Met een hefboom kun je met een kleine kracht op een grote afstand van het draaipunt, een grote kracht maken op een kleine afstand van het draaipunt. Met de spierkracht op grotere afstand van het draaipunt kun je dus een grotere kracht uitoefenen op de ketting op een kleinere afstand van het draaipunt.

Als je door te schakelen de ketting op een kleiner tandwiel legt, wordt de kleine arm nog kleiner en daardoor de kracht nog groter. Je kunt dan met dezelfde spierkracht een nog grotere kracht zetten op de ketting.

Meer voorbeelden

Bekijk nog veel meer voorbeelden van hefbomen.
Veel voorwerpen maken gebruik van het hefboomprincipe, bijvoorbeeld een breekijzer, een klauwhamer, een flessenopener, een steeksleutel en een steekwagen/kruiwagen.

Bekijk deze filmpjes voor een aantal voorbeelden van hefbomen:

Video: Hefbomen worden gebruikt om kracht te kunnen zetten
Video: Hefbomen meer kracht door het gebruik van een hefboom

Stap 4: Verwerken

Maak de opdracht.

Stap 5: Terugkijken

Kan ik wat ik moet kunnen?

  • Lees de leerdoelen van deze opdracht nog eens door.
    Kun je wat je moet kunnen?

Hoe ging het?

  • Tijd
    Voor de opdracht staat 3 uur. Klopt die tijdsinschatting?
  • Waarnemen
    Heb je bij 'Waarnemen' een echte fiets bekeken?
    Heb je zelf een fiets met voor en/of achter meerdere tandwielen?
  • Verklaren
    Heb je de video's bekeken?
    Waren de video's verduidelijkend?
  • Verwerken
    Ging het beantwoorden van de vragen goed?
    Moest je af en toe nog spieken bij de theorie?

Snelheid

Snelheid

Inleiding

Newton (1643 – 1727)
"Ik was als een jongen die op het strand speelt en zich vermaakt door een nog mooiere steen of schelp te vinden, terwijl de grote oceaan van de waarheid onontdekt voor mij lag."
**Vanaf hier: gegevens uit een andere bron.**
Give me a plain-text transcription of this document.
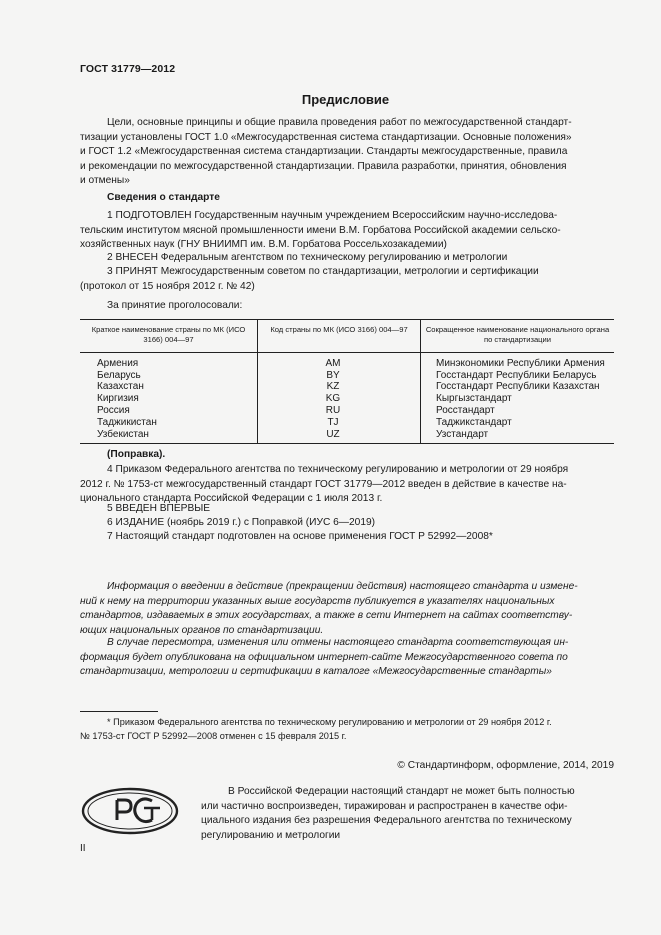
ГОСТ 31779—2012
Предисловие
Цели, основные принципы и общие правила проведения работ по межгосударственной стандарт-
тизации установлены ГОСТ 1.0 «Межгосударственная система стандартизации. Основные положения»
и ГОСТ 1.2 «Межгосударственная система стандартизации. Стандарты межгосударственные, правила
и рекомендации по межгосударственной стандартизации. Правила разработки, принятия, обновления
и отмены»
Сведения о стандарте
1 ПОДГОТОВЛЕН Государственным научным учреждением Всероссийским научно-исследова-
тельским институтом мясной промышленности имени В.М. Горбатова Российской академии сельско-
хозяйственных наук (ГНУ ВНИИМП им. В.М. Горбатова Россельхозакадемии)
2 ВНЕСЕН Федеральным агентством по техническому регулированию и метрологии
3 ПРИНЯТ Межгосударственным советом по стандартизации, метрологии и сертификации
(протокол от 15 ноября 2012 г. № 42)
За принятие проголосовали:
Краткое наименование страны по МК (ИСО 3166) 004—97	Код страны по МК (ИСО 3166) 004—97	Сокращенное наименование национального органа по стандартизации
Армения	AM	Минэкономики Республики Армения
Беларусь	BY	Госстандарт Республики Беларусь
Казахстан	KZ	Госстандарт Республики Казахстан
Киргизия	KG	Кыргызстандарт
Россия	RU	Росстандарт
Таджикистан	TJ	Таджикстандарт
Узбекистан	UZ	Узстандарт
(Поправка).
4 Приказом Федерального агентства по техническому регулированию и метрологии от 29 ноября
2012 г. № 1753-ст межгосударственный стандарт ГОСТ 31779—2012 введен в действие в качестве на-
ционального стандарта Российской Федерации с 1 июля 2013 г.
5 ВВЕДЕН ВПЕРВЫЕ
6 ИЗДАНИЕ (ноябрь 2019 г.) с Поправкой (ИУС 6—2019)
7 Настоящий стандарт подготовлен на основе применения ГОСТ Р 52992—2008*
Информация о введении в действие (прекращении действия) настоящего стандарта и измене-
ний к нему на территории указанных выше государств публикуется в указателях национальных
стандартов, издаваемых в этих государствах, а также в сети Интернет на сайтах соответству-
ющих национальных органов по стандартизации.
В случае пересмотра, изменения или отмены настоящего стандарта соответствующая ин-
формация будет опубликована на официальном интернет-сайте Межгосударственного совета по
стандартизации, метрологии и сертификации в каталоге «Межгосударственные стандарты»
* Приказом Федерального агентства по техническому регулированию и метрологии от 29 ноября 2012 г.
№ 1753-ст ГОСТ Р 52992—2008 отменен с 15 февраля 2015 г.
© Стандартинформ, оформление, 2014, 2019
В Российской Федерации настоящий стандарт не может быть полностью
или частично воспроизведен, тиражирован и распространен в качестве офи-
циального издания без разрешения Федерального агентства по техническому
регулированию и метрологии
II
Ik word beschouwd als één van de allergrootste natuurkundigen ooit. Mijn grootse prestatie is het ontdekken en beschrijven van drie wetten waarmee ik de grondlegger van de mechanica werd. Deze wetten zijn zeer toepasselijk ‘de wetten van Newton’ genoemd.

Mechanica is de studie naar de beweging van objecten, van het gooien van een speelbal tot de baan van een machtige planeet. Het is mijn prestatie geweest om de beweging van álle objecten, of het nou gaat om de vlucht van een ballon of de val van een eik, in drie eenvoudige wetten samen te vatten. Als de huidige beweging van een voorwerp bekend is kun je met mijn wetten bepalen hoe dit voorwerp in de toekomst verder beweegt, en hoe het voorwerp in het verleden heeft bewogen.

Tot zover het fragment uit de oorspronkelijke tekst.